In Kitzbühel (Tirol) brachte man zur Mitte der vergangenen Woche auf zwei Pisten Schnee aus dem Vorjahr („snowfarming“) in einer Höhe von einem hundert Zentimeter hohen weißen Band auf. Immerhin wollte man an diesem Wochenende (Mitte Oktober! Spätsommerliche Temperaturen weit über 20 Grad) die Wintersaison eröffnen.

Im Interview mit der Tageszeitung DER STANDARD (11.10.2018) gab der österreichische Bildungsminister unumwunden zu, die Entscheidung für das Pädagogik-Paket (Rückkehr der Ziffernnoten und auch des Sitzenbleibens in der Volksschule) vollkommen befreit von wissenschaftlichen Erkenntnissen, nur dem politischen Willen gehorchend getroffen zu haben.

Frank Stronach, austrokanadischer Großindustrieller und ehemaliger Parteigründer, verklagt gemeinsam mit seiner Ehefrau die eigene Tochter und zwei Enkelkinder auf eine knappe halbe Milliarde Euro. Die zwei nächsten Generationen hätten im eigenen Unternehmen falsch gewirtschaftet.

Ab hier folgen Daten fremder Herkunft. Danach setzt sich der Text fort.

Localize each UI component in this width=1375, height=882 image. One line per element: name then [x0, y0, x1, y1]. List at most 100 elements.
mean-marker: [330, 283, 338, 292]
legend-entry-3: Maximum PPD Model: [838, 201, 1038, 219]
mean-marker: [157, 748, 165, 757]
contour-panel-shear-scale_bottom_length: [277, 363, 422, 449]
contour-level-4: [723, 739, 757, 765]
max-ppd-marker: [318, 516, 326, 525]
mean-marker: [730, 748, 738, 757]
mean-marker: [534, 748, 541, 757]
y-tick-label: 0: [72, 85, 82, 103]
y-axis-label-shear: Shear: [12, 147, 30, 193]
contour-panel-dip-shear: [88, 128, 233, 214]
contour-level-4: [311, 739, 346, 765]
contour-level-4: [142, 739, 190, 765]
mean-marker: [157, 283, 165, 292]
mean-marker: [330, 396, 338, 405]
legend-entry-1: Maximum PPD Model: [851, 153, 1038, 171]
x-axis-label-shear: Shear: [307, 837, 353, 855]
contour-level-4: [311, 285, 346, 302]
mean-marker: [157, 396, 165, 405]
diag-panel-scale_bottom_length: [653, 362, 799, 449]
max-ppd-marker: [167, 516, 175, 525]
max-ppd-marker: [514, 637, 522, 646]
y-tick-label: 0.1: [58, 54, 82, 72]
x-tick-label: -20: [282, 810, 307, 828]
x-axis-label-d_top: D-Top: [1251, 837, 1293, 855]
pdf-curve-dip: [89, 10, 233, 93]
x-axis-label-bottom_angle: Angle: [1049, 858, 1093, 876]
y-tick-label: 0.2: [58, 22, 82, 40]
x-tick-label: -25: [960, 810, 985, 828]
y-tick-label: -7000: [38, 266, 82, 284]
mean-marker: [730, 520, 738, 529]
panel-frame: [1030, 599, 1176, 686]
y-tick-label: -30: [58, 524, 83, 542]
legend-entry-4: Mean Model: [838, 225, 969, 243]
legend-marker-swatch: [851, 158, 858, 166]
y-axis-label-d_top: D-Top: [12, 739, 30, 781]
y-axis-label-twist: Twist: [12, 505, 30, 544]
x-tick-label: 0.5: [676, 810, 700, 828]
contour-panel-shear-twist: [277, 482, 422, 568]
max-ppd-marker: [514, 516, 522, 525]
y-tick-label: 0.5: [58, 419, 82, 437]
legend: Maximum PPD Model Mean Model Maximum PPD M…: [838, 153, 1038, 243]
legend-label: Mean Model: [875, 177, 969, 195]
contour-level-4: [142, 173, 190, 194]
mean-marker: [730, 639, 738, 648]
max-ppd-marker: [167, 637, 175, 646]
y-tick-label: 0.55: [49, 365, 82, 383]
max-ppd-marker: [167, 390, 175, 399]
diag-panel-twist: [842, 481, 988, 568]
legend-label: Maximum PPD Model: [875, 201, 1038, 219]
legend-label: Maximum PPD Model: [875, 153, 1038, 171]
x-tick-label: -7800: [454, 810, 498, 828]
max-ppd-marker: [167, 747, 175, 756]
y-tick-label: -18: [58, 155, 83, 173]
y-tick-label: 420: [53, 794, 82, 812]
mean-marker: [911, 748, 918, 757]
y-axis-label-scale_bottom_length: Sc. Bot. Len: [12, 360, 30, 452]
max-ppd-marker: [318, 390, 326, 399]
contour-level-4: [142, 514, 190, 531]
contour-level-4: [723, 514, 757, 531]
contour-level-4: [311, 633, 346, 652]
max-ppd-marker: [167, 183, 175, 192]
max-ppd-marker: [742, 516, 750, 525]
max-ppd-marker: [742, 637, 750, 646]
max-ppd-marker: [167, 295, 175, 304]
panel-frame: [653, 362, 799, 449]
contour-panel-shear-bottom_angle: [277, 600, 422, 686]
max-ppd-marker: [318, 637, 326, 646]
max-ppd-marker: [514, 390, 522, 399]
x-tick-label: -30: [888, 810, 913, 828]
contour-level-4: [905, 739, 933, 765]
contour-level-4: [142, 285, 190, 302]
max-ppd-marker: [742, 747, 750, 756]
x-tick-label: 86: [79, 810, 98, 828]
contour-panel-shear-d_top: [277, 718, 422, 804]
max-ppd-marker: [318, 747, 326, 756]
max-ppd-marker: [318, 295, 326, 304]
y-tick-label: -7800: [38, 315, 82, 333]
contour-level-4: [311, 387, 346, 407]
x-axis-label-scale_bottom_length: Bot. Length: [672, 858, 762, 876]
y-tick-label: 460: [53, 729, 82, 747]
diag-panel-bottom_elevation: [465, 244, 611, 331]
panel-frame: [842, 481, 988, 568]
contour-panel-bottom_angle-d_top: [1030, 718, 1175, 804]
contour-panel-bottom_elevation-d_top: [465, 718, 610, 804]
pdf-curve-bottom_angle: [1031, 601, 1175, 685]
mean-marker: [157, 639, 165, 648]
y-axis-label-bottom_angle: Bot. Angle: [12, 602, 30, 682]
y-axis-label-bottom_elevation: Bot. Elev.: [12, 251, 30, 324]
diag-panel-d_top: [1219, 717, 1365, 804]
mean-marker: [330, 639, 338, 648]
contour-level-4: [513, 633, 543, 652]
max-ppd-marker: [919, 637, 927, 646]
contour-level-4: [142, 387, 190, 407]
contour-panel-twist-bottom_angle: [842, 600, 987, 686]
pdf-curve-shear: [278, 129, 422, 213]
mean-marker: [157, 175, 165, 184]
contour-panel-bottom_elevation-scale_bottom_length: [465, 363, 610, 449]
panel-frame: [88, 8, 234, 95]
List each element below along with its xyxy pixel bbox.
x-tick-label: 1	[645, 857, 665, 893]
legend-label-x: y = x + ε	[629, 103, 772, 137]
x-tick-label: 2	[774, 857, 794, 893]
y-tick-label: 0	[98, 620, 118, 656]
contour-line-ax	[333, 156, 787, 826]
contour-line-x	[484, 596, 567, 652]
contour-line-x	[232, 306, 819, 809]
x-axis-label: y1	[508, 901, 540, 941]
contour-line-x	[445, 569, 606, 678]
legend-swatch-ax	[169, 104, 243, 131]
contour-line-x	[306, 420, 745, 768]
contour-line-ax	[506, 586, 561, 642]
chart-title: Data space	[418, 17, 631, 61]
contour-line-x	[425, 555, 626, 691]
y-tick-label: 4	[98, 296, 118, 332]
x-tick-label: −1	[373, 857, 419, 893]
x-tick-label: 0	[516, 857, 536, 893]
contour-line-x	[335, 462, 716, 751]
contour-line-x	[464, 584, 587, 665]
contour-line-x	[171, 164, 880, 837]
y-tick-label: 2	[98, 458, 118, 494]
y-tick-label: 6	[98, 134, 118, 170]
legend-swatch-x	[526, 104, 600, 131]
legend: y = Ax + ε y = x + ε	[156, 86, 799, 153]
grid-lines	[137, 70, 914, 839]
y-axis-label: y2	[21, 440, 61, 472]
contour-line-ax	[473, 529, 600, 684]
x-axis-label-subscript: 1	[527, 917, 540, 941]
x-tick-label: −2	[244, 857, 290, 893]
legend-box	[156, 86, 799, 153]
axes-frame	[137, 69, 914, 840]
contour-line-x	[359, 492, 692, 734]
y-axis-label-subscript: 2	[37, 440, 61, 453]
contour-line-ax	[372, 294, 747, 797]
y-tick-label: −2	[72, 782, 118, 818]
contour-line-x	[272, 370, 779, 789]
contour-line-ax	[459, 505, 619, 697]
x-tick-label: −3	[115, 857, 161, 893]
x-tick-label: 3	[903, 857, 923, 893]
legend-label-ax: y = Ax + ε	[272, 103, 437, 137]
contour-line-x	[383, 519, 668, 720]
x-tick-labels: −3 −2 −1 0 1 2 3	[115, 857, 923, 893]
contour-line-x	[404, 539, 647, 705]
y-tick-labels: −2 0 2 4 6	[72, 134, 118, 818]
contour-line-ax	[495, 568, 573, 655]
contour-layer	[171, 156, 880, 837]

Nach Beschwerde eines (!) Mieters müssen in Wien an mehr als 200.000 Türklingeln von Wohnungen, der Datenschutzgrundverordnung (DSGVO) folgend, die Namen der Wohnenden entfernt und gegen eine Nummerierung ausgetauscht werden. Wenn Mieter namentlich identifizierbar sein wollen, so dürfen sie die ausgetauschten Beschriftungen der Türklingeln wieder mit Etiketten mit ihrem eigenen Namen überkleben.

Weil manche (wenige) Autofahrer nicht in der Lage sind, ihr Gefährt mit dem richtigen Treibstoff zu versorgen, wird nun die gesamte Autofahrerschaft in der Europäischen Union für zu blöd für richtiges Tanken erklärt. Seit Freitag müssen alle Zapfsäulen sowie vice versa neu zugelassene Kraftfahrzeuge mit geometrischen Symbolen für Benzin, Diesel, Gas gekennzeichnet sein. Kreis zu Kreis, Quadrat zu Quadrat, Raute zu Raute: ich bin mir sicher, dass jene, die schon bisher nicht richtig tanken konnten, auch damit überfordert sind.